Jak informuje komisarz Anna Kamola z zespołu prasowego Komendanta Wojewódzkiego Policji w Lublinie, kryminalni najpierw otrzymali zgłoszenie o rozboju, którego ofiara trafiła do szpitala, a w trakcie działań służb wyszła na jaw kradzież komiksów. „Zebrane w tej sprawie materiały i operacyjne ustalenia pozwoliły na wytypowanie mężczyzny podejrzewanego o dokonanie przestępstwa. Wszystko wskazywało na to, że dopuścił się go 34-letni mieszkaniec gminy Jastków. W czwartek mężczyzna został zatrzymany” – przekazała komisarz Kamola.
Podczas przesłuchania na komisariacie mężczyzna przyznał, że ukradł ze sklepu komiksy o wartości 300 złotych, bo mu się „spodobały i chciał je po prostu mieć”. Najwyraźniej jednak nie chodziło o zainteresowanie wydawniczymi nowościami – ósmym tomem „Conana” i pierwszą z dwóch części „47 strun” Timothé Le Bouchera – ponieważ okazało się, że próbował je sprzedać 27-latkowi, który wychodził z salonu gier. „Próba sprzedaży zakończyła się jednak jego dotkliwym pobiciem i okradzeniem” – wyjaśnia komisarz Kamola.
Z relacji policji wynika, że sprawca zaczął bić 27-latka pięściami po twarzy i kopać po całym ciele. „Następnie zabrał mu portfel z dokumentami i pieniędzmi oraz telefon komórkowy. Po chwili uciekł z miejsca zdarzenia z wartymi ponad 5 tysięcy złotych łupami” – przekazała komisarz Kamola.
„Pobity 27-latek z uwagi na doznane obrażenia trafił do jednego z lubelskich szpitali. Sprawą ustalenia sprawcy rozboju zajęli się kryminalni z IV komisariatu w Lublinie oraz KMP w Lublinie. Policjanci zabezpieczyli monitoring, rozpytali świadków” – wyjaśnia policjantka. Dzięki temu udało się wytypować podejrzanego.
Skradzione komiksy policjanci znajdowały na terenie pobliskiego cmentarza, ukryte pod stertą liści.
W piątek 34-latek został doprowadzony do prokuratury, gdzie usłyszał zarzuty.
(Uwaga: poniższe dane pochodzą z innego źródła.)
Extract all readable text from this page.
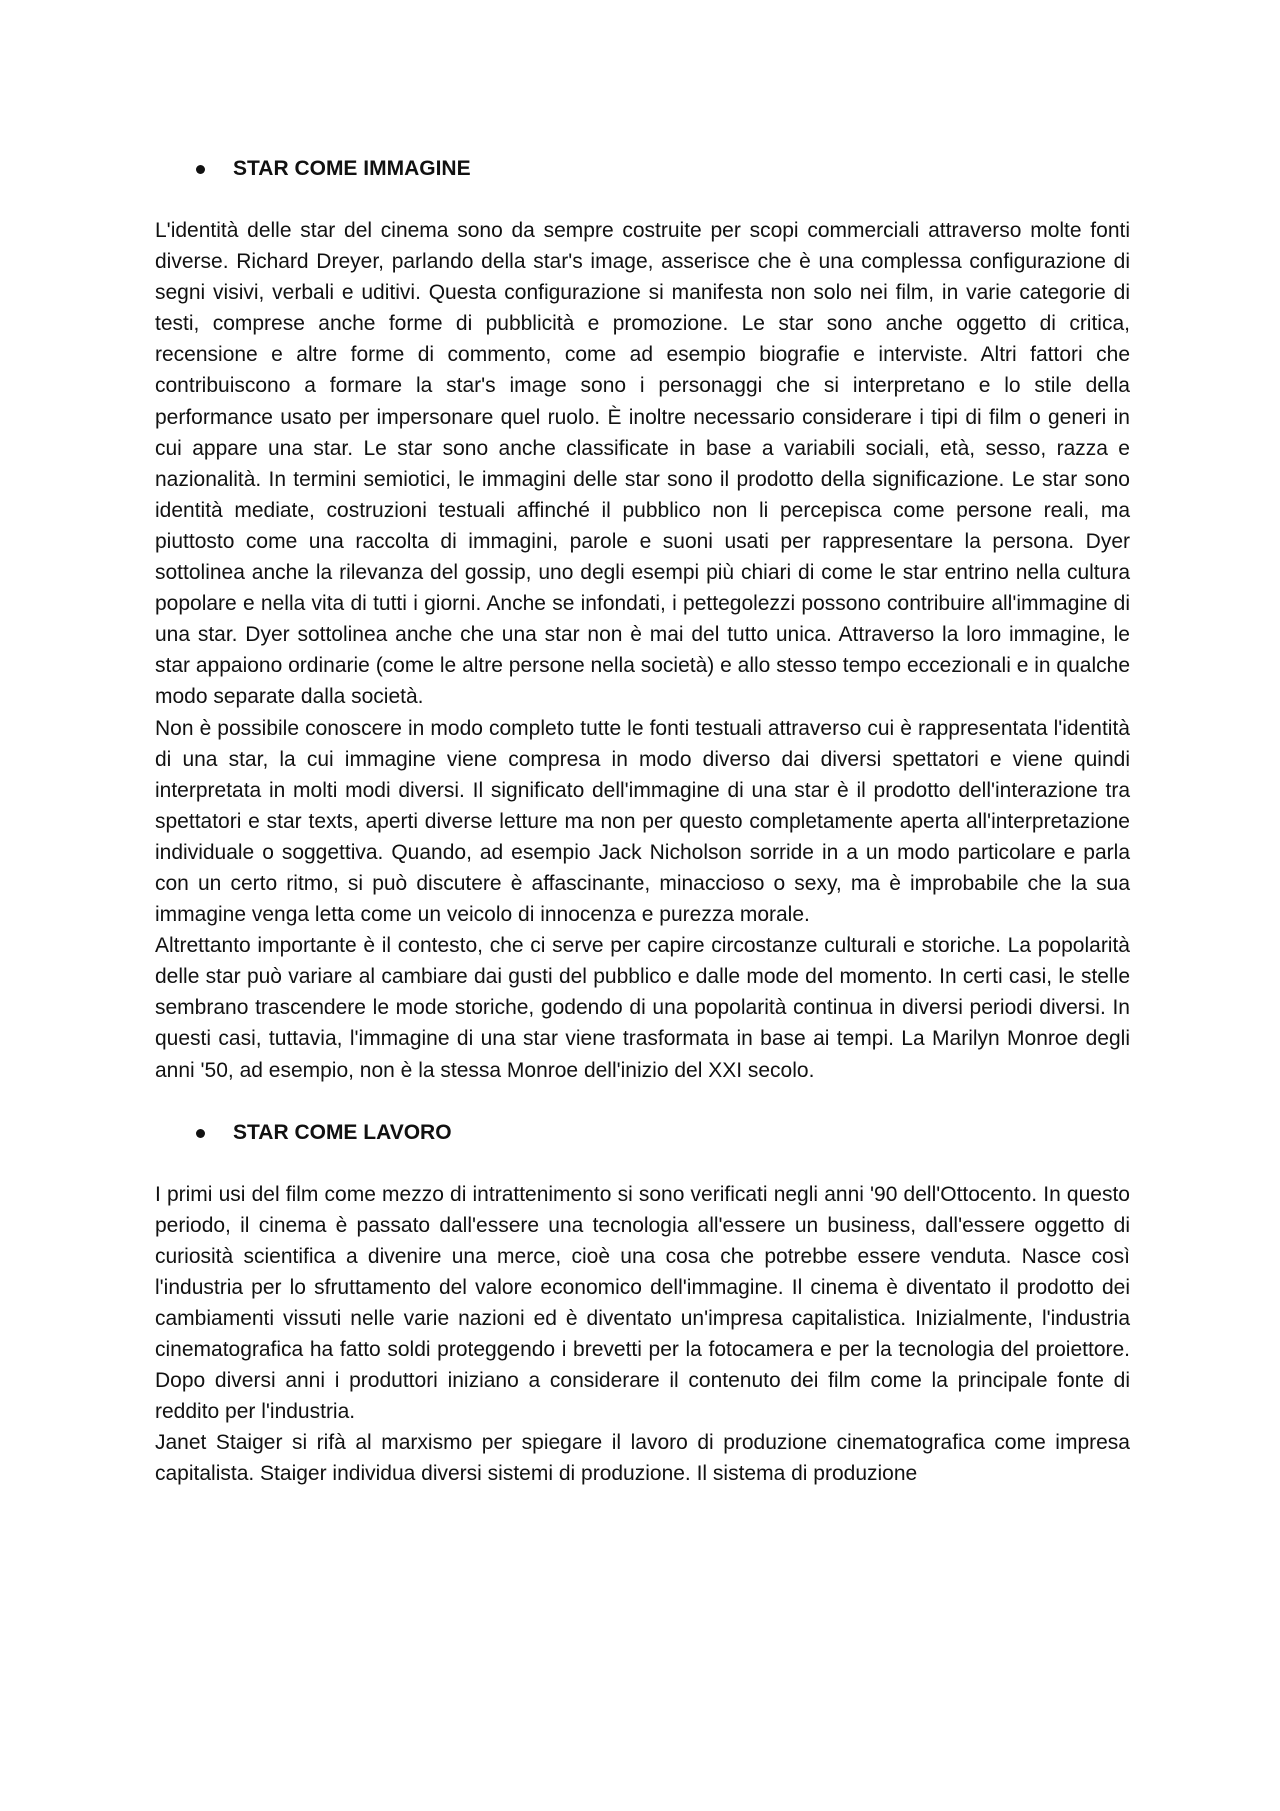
STAR COME IMMAGINE

L'identità delle star del cinema sono da sempre costruite per scopi commerciali attraverso molte fonti diverse. Richard Dreyer, parlando della star's image, asserisce che è una complessa configurazione di segni visivi, verbali e uditivi. Questa configurazione si manifesta non solo nei film, in varie categorie di testi, comprese anche forme di pubblicità e promozione. Le star sono anche oggetto di critica, recensione e altre forme di commento, come ad esempio biografie e interviste. Altri fattori che contribuiscono a formare la star's image sono i personaggi che si interpretano e lo stile della performance usato per impersonare quel ruolo. È inoltre necessario considerare i tipi di film o generi in cui appare una star. Le star sono anche classificate in base a variabili sociali, età, sesso, razza e nazionalità. In termini semiotici, le immagini delle star sono il prodotto della significazione. Le star sono identità mediate, costruzioni testuali affinché il pubblico non li percepisca come persone reali, ma piuttosto come una raccolta di immagini, parole e suoni usati per rappresentare la persona. Dyer sottolinea anche la rilevanza del gossip, uno degli esempi più chiari di come le star entrino nella cultura popolare e nella vita di tutti i giorni. Anche se infondati, i pettegolezzi possono contribuire all'immagine di una star. Dyer sottolinea anche che una star non è mai del tutto unica. Attraverso la loro immagine, le star appaiono ordinarie (come le altre persone nella società) e allo stesso tempo eccezionali e in qualche modo separate dalla società.

Non è possibile conoscere in modo completo tutte le fonti testuali attraverso cui è rappresentata l'identità di una star, la cui immagine viene compresa in modo diverso dai diversi spettatori e viene quindi interpretata in molti modi diversi. Il significato dell'immagine di una star è il prodotto dell'interazione tra spettatori e star texts, aperti diverse letture ma non per questo completamente aperta all'interpretazione individuale o soggettiva. Quando, ad esempio Jack Nicholson sorride in a un modo particolare e parla con un certo ritmo, si può discutere è affascinante, minaccioso o sexy, ma è improbabile che la sua immagine venga letta come un veicolo di innocenza e purezza morale.

Altrettanto importante è il contesto, che ci serve per capire circostanze culturali e storiche. La popolarità delle star può variare al cambiare dai gusti del pubblico e dalle mode del momento. In certi casi, le stelle sembrano trascendere le mode storiche, godendo di una popolarità continua in diversi periodi diversi. In questi casi, tuttavia, l'immagine di una star viene trasformata in base ai tempi. La Marilyn Monroe degli anni '50, ad esempio, non è la stessa Monroe dell'inizio del XXI secolo.

STAR COME LAVORO

I primi usi del film come mezzo di intrattenimento si sono verificati negli anni '90 dell'Ottocento. In questo periodo, il cinema è passato dall'essere una tecnologia all'essere un business, dall'essere oggetto di curiosità scientifica a divenire una merce, cioè una cosa che potrebbe essere venduta. Nasce così l'industria per lo sfruttamento del valore economico dell'immagine. Il cinema è diventato il prodotto dei cambiamenti vissuti nelle varie nazioni ed è diventato un'impresa capitalistica. Inizialmente, l'industria cinematografica ha fatto soldi proteggendo i brevetti per la fotocamera e per la tecnologia del proiettore. Dopo diversi anni i produttori iniziano a considerare il contenuto dei film come la principale fonte di reddito per l'industria.

Janet Staiger si rifà al marxismo per spiegare il lavoro di produzione cinematografica come impresa capitalista. Staiger individua diversi sistemi di produzione. Il sistema di produzione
Odpowie za dokonanie rozboju oraz kradzież. Policjanci zabezpieczyli od niego pieniądze na poczet przyszłych kar i grzywien. Za popełnione czyny, zgodnie z nowelizacją kodeksu karnego, grozi mu teraz kara do 15 lat pozbawienia wolności. Sąd aresztował go tymczasowo na 3 miesiące.